SPECTRAL ANALYSIS AND K-SPINE DECOMPOSITION OF INHOMOGENEOUS BRANCHING BROWNIAN MOTIONS. GENEALOGIES IN FULLY PUSHED FRONTS
成果类型:
Article
署名作者:
Schertzer, Emmanuel; Tourniaire, Julie
署名单位:
University of Vienna; Universite Marie et Louis Pasteur; Centre National de la Recherche Scientifique (CNRS); CNRS - National Institute for Mathematical Sciences (INSMI)
刊物名称:
ANNALS OF PROBABILITY
ISSN/ISSBN:
0091-1798
DOI:
10.1214/24-AOP1736
发表日期:
2025
页码:
1382-1433
关键词:
stochastic methods
coalescent
摘要:
We consider a system of particles performing a one-dimensional dyadic branching Brownian motion with space-dependent branching rate, negative drift-mu and killed upon reaching 0. More precisely, the particles branch at rate r(x) = (1 + W (x))/2, where W is a compactly supported and nonnegative smooth function and the drift mu is chosen in such a way that the system is critical in some sense.

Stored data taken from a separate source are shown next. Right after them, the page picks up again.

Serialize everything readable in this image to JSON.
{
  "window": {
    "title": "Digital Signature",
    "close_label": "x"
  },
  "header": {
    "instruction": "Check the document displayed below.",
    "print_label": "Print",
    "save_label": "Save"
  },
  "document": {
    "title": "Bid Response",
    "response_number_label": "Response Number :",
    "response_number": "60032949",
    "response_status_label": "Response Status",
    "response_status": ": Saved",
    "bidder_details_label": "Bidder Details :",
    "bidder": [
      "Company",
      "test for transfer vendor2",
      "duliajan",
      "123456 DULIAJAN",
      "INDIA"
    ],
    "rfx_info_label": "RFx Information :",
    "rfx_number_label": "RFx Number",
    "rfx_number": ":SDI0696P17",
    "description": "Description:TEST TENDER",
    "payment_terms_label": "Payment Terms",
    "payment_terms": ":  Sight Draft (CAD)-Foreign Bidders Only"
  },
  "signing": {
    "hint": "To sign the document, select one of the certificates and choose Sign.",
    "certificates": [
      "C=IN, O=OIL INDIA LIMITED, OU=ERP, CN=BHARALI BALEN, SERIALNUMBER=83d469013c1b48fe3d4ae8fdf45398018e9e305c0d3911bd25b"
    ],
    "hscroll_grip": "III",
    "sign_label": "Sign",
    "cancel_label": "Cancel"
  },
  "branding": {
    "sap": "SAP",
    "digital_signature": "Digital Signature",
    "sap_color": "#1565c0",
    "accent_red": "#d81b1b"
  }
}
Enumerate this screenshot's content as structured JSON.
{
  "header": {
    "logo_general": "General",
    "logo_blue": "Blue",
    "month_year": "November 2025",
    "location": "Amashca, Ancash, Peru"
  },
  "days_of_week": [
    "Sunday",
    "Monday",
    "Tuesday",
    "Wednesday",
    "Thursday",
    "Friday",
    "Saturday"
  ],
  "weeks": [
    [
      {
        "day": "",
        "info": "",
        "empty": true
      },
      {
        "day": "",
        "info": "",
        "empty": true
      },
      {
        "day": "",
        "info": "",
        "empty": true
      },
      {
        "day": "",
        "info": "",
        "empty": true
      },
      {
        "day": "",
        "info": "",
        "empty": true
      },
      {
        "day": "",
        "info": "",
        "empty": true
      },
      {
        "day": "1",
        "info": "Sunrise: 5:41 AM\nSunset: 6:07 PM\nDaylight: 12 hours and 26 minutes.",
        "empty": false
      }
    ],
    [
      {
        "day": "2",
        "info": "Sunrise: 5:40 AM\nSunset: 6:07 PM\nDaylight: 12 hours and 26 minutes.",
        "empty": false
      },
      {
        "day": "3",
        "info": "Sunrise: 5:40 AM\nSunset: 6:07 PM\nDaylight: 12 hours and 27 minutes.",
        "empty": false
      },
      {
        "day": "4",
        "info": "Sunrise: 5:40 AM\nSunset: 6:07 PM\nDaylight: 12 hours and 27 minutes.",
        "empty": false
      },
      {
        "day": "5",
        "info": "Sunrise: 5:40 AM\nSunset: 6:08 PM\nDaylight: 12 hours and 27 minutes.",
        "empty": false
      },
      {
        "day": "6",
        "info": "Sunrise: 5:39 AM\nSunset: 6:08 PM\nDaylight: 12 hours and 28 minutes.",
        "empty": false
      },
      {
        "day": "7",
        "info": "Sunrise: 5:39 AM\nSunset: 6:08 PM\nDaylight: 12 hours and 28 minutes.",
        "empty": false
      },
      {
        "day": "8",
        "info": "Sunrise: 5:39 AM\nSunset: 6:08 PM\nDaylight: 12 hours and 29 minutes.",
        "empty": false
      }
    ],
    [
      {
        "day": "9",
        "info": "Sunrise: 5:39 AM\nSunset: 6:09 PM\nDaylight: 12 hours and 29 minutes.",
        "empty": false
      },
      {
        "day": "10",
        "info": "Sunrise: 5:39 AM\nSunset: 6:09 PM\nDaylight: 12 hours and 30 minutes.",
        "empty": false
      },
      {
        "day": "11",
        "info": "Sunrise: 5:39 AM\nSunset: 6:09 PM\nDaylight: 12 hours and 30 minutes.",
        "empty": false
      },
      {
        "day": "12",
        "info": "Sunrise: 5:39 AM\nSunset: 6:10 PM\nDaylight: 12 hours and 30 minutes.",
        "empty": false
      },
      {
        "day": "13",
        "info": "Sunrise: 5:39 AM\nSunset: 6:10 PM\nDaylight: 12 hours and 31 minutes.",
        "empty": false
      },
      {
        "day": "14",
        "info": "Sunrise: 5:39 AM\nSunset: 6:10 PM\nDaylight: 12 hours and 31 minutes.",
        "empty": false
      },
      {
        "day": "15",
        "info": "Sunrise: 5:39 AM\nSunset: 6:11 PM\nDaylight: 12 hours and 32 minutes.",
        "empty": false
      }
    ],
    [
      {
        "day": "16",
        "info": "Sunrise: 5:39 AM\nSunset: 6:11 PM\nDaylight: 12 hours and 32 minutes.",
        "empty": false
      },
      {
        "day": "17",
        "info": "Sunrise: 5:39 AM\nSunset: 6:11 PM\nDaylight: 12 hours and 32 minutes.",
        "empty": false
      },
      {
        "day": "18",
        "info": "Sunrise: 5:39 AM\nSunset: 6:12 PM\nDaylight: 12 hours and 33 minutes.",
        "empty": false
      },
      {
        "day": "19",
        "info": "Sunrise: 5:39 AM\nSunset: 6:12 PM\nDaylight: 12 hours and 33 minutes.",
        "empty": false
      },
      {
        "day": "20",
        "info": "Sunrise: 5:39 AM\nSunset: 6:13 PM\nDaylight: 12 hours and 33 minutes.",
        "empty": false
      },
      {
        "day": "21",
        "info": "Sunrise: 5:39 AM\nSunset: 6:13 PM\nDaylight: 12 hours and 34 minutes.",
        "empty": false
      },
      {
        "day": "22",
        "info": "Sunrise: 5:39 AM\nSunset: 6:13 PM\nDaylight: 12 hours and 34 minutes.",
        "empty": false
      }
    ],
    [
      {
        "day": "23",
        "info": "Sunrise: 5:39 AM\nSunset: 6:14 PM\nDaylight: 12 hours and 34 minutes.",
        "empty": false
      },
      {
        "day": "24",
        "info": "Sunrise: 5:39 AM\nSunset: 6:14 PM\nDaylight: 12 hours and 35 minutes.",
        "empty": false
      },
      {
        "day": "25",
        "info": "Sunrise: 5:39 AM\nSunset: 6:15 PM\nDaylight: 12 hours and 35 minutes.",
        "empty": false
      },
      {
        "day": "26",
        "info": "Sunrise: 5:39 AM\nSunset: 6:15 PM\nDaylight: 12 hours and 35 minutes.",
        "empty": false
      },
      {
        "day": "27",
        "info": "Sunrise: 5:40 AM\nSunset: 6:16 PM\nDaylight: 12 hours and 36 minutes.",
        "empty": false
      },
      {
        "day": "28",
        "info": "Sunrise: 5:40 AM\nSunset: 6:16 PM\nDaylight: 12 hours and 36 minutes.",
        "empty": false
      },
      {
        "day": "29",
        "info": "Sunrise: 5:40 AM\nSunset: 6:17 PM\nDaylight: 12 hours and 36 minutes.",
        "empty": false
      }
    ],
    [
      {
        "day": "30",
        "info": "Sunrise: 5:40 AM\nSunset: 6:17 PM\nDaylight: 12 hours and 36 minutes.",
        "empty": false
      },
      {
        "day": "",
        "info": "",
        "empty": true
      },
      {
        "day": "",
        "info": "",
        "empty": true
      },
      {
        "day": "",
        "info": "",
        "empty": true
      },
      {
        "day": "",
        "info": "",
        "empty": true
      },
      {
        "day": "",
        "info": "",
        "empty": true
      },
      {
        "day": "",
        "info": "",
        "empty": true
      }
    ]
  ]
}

This particle system can be seen as an analytically tractable model for fluctuating fronts, describing the internal mechanisms driving the invasion of a habitat by a cooperating population. Recent studies from Birzu, Hallatschek and Korolev suggest the existence of three classes of fluctuating fronts: pulled, semipushed and fully pushed fronts. Here, we focus on the fully pushed regime. We establish a Yaglom law for this branching process and prove that the genealogy of the particles converges to a Brownian Coalescent Point Process using a method of moments. In practice, the genealogy of the BBM is seen as a random marked metric measure space and we use spinal decomposition to prove its convergence in the Gromov-weak topology. We also carry out the spectral decomposition of a differential operator related to the BBM to determine the invariant measure of the spine as well as its mixing time.